Tuesday, February 16, 2010

Sifting: An African American Woman Reading

below, an excerpt from her chapter "Sirach," by Dr. Naomi P. Franklin, Chair of the Department of Religious Studies at Virginia Union University, and Preacher at Pilgrim Journey Baptist Church, in The Africana Bible: Reading Israel's Scriptures from Africa and the African Diaspora.  (HT David Ker)
      For Africana people, Sirach [also known as Ecclesiasticus, written by Jesus son of Sirach and translated into Greek by his grandson] is problematic, for it contains misogynistic advice and negative advice about slaves.  However, alongside that negative information, one finds constructive advice about living.  His [i.e., the author's] teachings are contradictory.  In one chapter, he speaks of the "wickedness" and "anger of women" (25:13, 15), yet in the very next one he speaks about the happiness of the man who finds a good wife (26:1).  His greatest appreciation seems to be for a silent wife, seeing her as a gift from the Lord (26:14).  This reflects the influence on Sirach of Hellenism, with its narrow view of the place of women in society and its negative view of women ([Claudia] Camp ["Becoming Canon: Women, Texts and Scribes in Proverbs and Sirach"] 2005: [page] 377).  For Africana women in particular and the community in general, these teachings must be eschewed.  Likewise, readers will find the negative advice about slaves and their treatment disconcerting, given our long and tortuous experience of slavery.
      While Sirach is part of the corpus of Wisdom literature, there is much within it that cannot be considered wisdom in the modern context.  His advice regarding women and children and how to live in society must be sifted in order to find that which can be useful in a modern context....


Rod said...


I think we also need to recognize the priveleged worldviews of those who wrote Wisdom literature (canonical and otherwise).

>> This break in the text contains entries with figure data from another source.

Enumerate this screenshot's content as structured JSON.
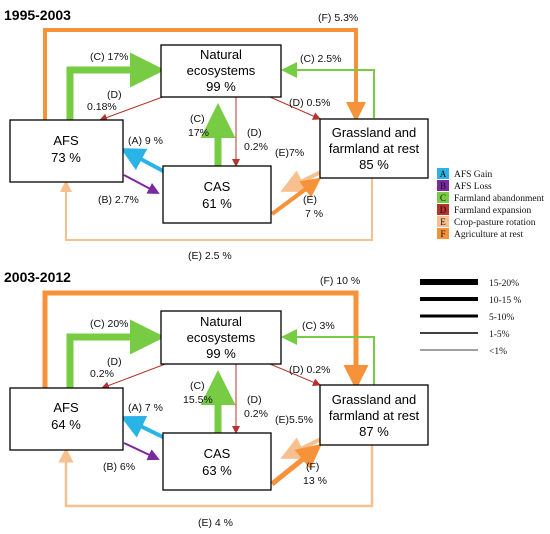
{
  "colors": {
    "A": "#2ab3e6",
    "B": "#7a2a9e",
    "C": "#77cc44",
    "D": "#b5332e",
    "E": "#f7c08e",
    "F": "#f5923a"
  },
  "periods": [
    {
      "title": "1995-2003",
      "boxes": {
        "afs": {
          "name": "AFS",
          "value": "73 %"
        },
        "natural": {
          "line1": "Natural",
          "line2": "ecosystems",
          "value": "99 %"
        },
        "cas": {
          "name": "CAS",
          "value": "61 %"
        },
        "grass": {
          "line1": "Grassland and",
          "line2": "farmland at rest",
          "value": "85 %"
        }
      },
      "flows": {
        "f_top": "(F) 5.3%",
        "c_afs_nat": "(C) 17%",
        "c_grass_nat": "(C) 2.5%",
        "d_nat_afs_1": "(D)",
        "d_nat_afs_2": "0.18%",
        "d_nat_grass": "(D) 0.5%",
        "c_cas_nat_1": "(C)",
        "c_cas_nat_2": "17%",
        "d_nat_cas_1": "(D)",
        "d_nat_cas_2": "0.2%",
        "a_cas_afs": "(A) 9 %",
        "e_grass_cas": "(E)7%",
        "b_afs_cas": "(B) 2.7%",
        "e_cas_grass_1": "(E)",
        "e_cas_grass_2": "7 %",
        "e_bottom": "(E) 2.5 %"
      }
    },
    {
      "title": "2003-2012",
      "boxes": {
        "afs": {
          "name": "AFS",
          "value": "64 %"
        },
        "natural": {
          "line1": "Natural",
          "line2": "ecosystems",
          "value": "99 %"
        },
        "cas": {
          "name": "CAS",
          "value": "63 %"
        },
        "grass": {
          "line1": "Grassland and",
          "line2": "farmland at rest",
          "value": "87 %"
        }
      },
      "flows": {
        "f_top": "(F) 10 %",
        "c_afs_nat": "(C) 20%",
        "c_grass_nat": "(C) 3%",
        "d_nat_afs_1": "(D)",
        "d_nat_afs_2": "0.2%",
        "d_nat_grass": "(D) 0.2%",
        "c_cas_nat_1": "(C)",
        "c_cas_nat_2": "15.5%",
        "d_nat_cas_1": "(D)",
        "d_nat_cas_2": "0.2%",
        "a_cas_afs": "(A) 7 %",
        "e_grass_cas": "(E)5.5%",
        "b_afs_cas": "(B) 6%",
        "e_cas_grass_1": "(F)",
        "e_cas_grass_2": "13 %",
        "e_bottom": "(E) 4 %"
      }
    }
  ],
  "legend": {
    "categories": [
      {
        "key": "A",
        "label": "AFS Gain",
        "color": "#2ab3e6"
      },
      {
        "key": "B",
        "label": "AFS Loss",
        "color": "#7a2a9e"
      },
      {
        "key": "C",
        "label": "Farmland abandonment",
        "color": "#77cc44"
      },
      {
        "key": "D",
        "label": "Farmland expansion",
        "color": "#b5332e"
      },
      {
        "key": "E",
        "label": "Crop-pasture rotation",
        "color": "#f7c08e"
      },
      {
        "key": "F",
        "label": "Agriculture at rest",
        "color": "#f5923a"
      }
    ],
    "widths": [
      {
        "label": "15-20%"
      },
      {
        "label": "10-15 %"
      },
      {
        "label": "5-10%"
      },
      {
        "label": "1-5%"
      },
      {
        "label": "<1%"
      }
    ]
  }
}
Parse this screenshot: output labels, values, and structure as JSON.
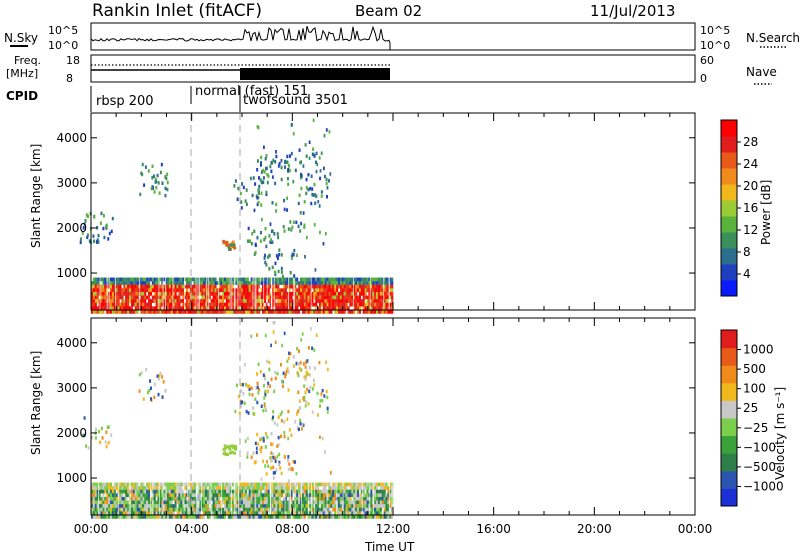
{
  "header": {
    "site": "Rankin Inlet (fitACF)",
    "beam": "Beam 02",
    "date": "11/Jul/2013"
  },
  "strips": {
    "nsky_label": "N.Sky",
    "nsky_ticks": [
      "10^5",
      "10^0"
    ],
    "nsearch_label": "N.Search",
    "nsearch_ticks": [
      "10^5",
      "10^0"
    ],
    "freq_label": "Freq.",
    "freq_unit": "[MHz]",
    "freq_ticks": [
      "18",
      "8"
    ],
    "nave_label": "Nave",
    "nave_ticks": [
      "60",
      "0"
    ],
    "cpid_label": "CPID",
    "modes": [
      "rbsp 200",
      "normal (fast) 151",
      "twofsound 3501"
    ]
  },
  "chart_data": [
    {
      "type": "heatmap",
      "name": "power",
      "ylabel": "Slant Range [km]",
      "xlabel": "",
      "x_ticks": [
        "00:00",
        "04:00",
        "08:00",
        "12:00",
        "16:00",
        "20:00",
        "00:00"
      ],
      "y_ticks": [
        "1000",
        "2000",
        "3000",
        "4000"
      ],
      "xlim_hours": [
        0,
        24
      ],
      "ylim_km": [
        180,
        4550
      ],
      "data_extent_hours": [
        0,
        12
      ],
      "colorbar": {
        "label": "Power [dB]",
        "ticks": [
          "4",
          "8",
          "12",
          "16",
          "20",
          "24",
          "28"
        ],
        "colors": [
          "#0a1aff",
          "#1f3fbf",
          "#2c6e8f",
          "#3a8f5a",
          "#59b23c",
          "#9ccc35",
          "#f0b81c",
          "#f08a1a",
          "#e85a1a",
          "#e01c1c",
          "#ff0000"
        ]
      },
      "features": [
        {
          "desc": "near-range band",
          "hours": [
            0,
            12
          ],
          "range_km": [
            200,
            900
          ],
          "dominant": "red",
          "secondary": "orange/yellow"
        },
        {
          "desc": "patch",
          "hours": [
            5.2,
            5.7
          ],
          "range_km": [
            1550,
            1750
          ],
          "colors": "orange/green"
        },
        {
          "desc": "scattered echoes",
          "hours": [
            6,
            9
          ],
          "range_km": [
            1000,
            4500
          ],
          "colors": "blue/green"
        }
      ]
    },
    {
      "type": "heatmap",
      "name": "velocity",
      "ylabel": "Slant Range [km]",
      "xlabel": "Time UT",
      "x_ticks": [
        "00:00",
        "04:00",
        "08:00",
        "12:00",
        "16:00",
        "20:00",
        "00:00"
      ],
      "y_ticks": [
        "1000",
        "2000",
        "3000",
        "4000"
      ],
      "xlim_hours": [
        0,
        24
      ],
      "ylim_km": [
        180,
        4550
      ],
      "data_extent_hours": [
        0,
        12
      ],
      "colorbar": {
        "label": "Velocity [m s⁻¹]",
        "ticks": [
          "1000",
          "500",
          "100",
          "25",
          "−25",
          "−100",
          "−500",
          "−1000"
        ],
        "colors": [
          "#1d2fd6",
          "#2a56b0",
          "#2e7e4a",
          "#3aa23a",
          "#7ccf4a",
          "#c8c8c8",
          "#f0b81c",
          "#f08a1a",
          "#e85a1a",
          "#e01c1c"
        ]
      },
      "features": [
        {
          "desc": "near-range band",
          "hours": [
            0,
            12
          ],
          "range_km": [
            200,
            900
          ],
          "dominant": "green",
          "secondary": "grey/yellow"
        },
        {
          "desc": "patch",
          "hours": [
            5.2,
            5.7
          ],
          "range_km": [
            1550,
            1750
          ],
          "colors": "light green"
        },
        {
          "desc": "scattered echoes",
          "hours": [
            6,
            9
          ],
          "range_km": [
            1000,
            4500
          ],
          "colors": "grey/orange/blue"
        }
      ]
    }
  ]
}
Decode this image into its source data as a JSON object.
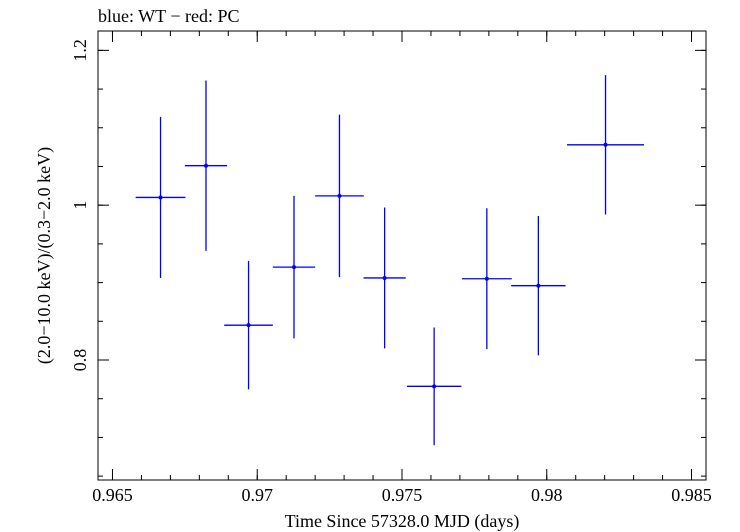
{
  "chart_data": {
    "type": "scatter",
    "title": "blue: WT − red: PC",
    "xlabel": "Time Since 57328.0 MJD (days)",
    "ylabel": "(2.0−10.0 keV)/(0.3−2.0 keV)",
    "xlim": [
      0.9645,
      0.9855
    ],
    "ylim": [
      0.645,
      1.225
    ],
    "xticks": [
      {
        "value": 0.965,
        "label": "0.965"
      },
      {
        "value": 0.97,
        "label": "0.97"
      },
      {
        "value": 0.975,
        "label": "0.975"
      },
      {
        "value": 0.98,
        "label": "0.98"
      },
      {
        "value": 0.985,
        "label": "0.985"
      }
    ],
    "yticks": [
      {
        "value": 0.8,
        "label": "0.8"
      },
      {
        "value": 1.0,
        "label": "1"
      },
      {
        "value": 1.2,
        "label": "1.2"
      }
    ],
    "x_minor_step": 0.001,
    "y_minor_step": 0.05,
    "series": [
      {
        "name": "WT",
        "color": "#0000ff",
        "points": [
          {
            "x": 0.96666,
            "xerr": 0.00086,
            "y": 1.01,
            "yerr": 0.104
          },
          {
            "x": 0.96823,
            "xerr": 0.00073,
            "y": 1.051,
            "yerr": 0.11
          },
          {
            "x": 0.9697,
            "xerr": 0.00084,
            "y": 0.845,
            "yerr": 0.083
          },
          {
            "x": 0.97127,
            "xerr": 0.00073,
            "y": 0.92,
            "yerr": 0.092
          },
          {
            "x": 0.97284,
            "xerr": 0.00084,
            "y": 1.012,
            "yerr": 0.105
          },
          {
            "x": 0.9744,
            "xerr": 0.00073,
            "y": 0.906,
            "yerr": 0.091
          },
          {
            "x": 0.97611,
            "xerr": 0.00094,
            "y": 0.766,
            "yerr": 0.076
          },
          {
            "x": 0.97793,
            "xerr": 0.00086,
            "y": 0.905,
            "yerr": 0.091
          },
          {
            "x": 0.97971,
            "xerr": 0.00094,
            "y": 0.896,
            "yerr": 0.09
          },
          {
            "x": 0.98203,
            "xerr": 0.00133,
            "y": 1.078,
            "yerr": 0.09
          }
        ]
      }
    ]
  }
}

From what I am learning, contextually, Wisdom literature was written by the elites of society, just look at Proverbs and Koholeth. Written by what we suppose kings or former kings. Its just interesting how class may have played a role in these texts.

J. K. Gayle said...

Rod, Great point! There was a blogger named Iyov, once upon a time, who wrote a post on the infamous Ben Sira(ch). He quoted "Ben Sira's birth narrative, which is quite bawdy " from The Alphabet of Ben Sira. The irony and parody in the narrative suggests the elite status you're tuned in to here. So we have class, race, and sex complicating the wisdom texts? Definitely needs sifting.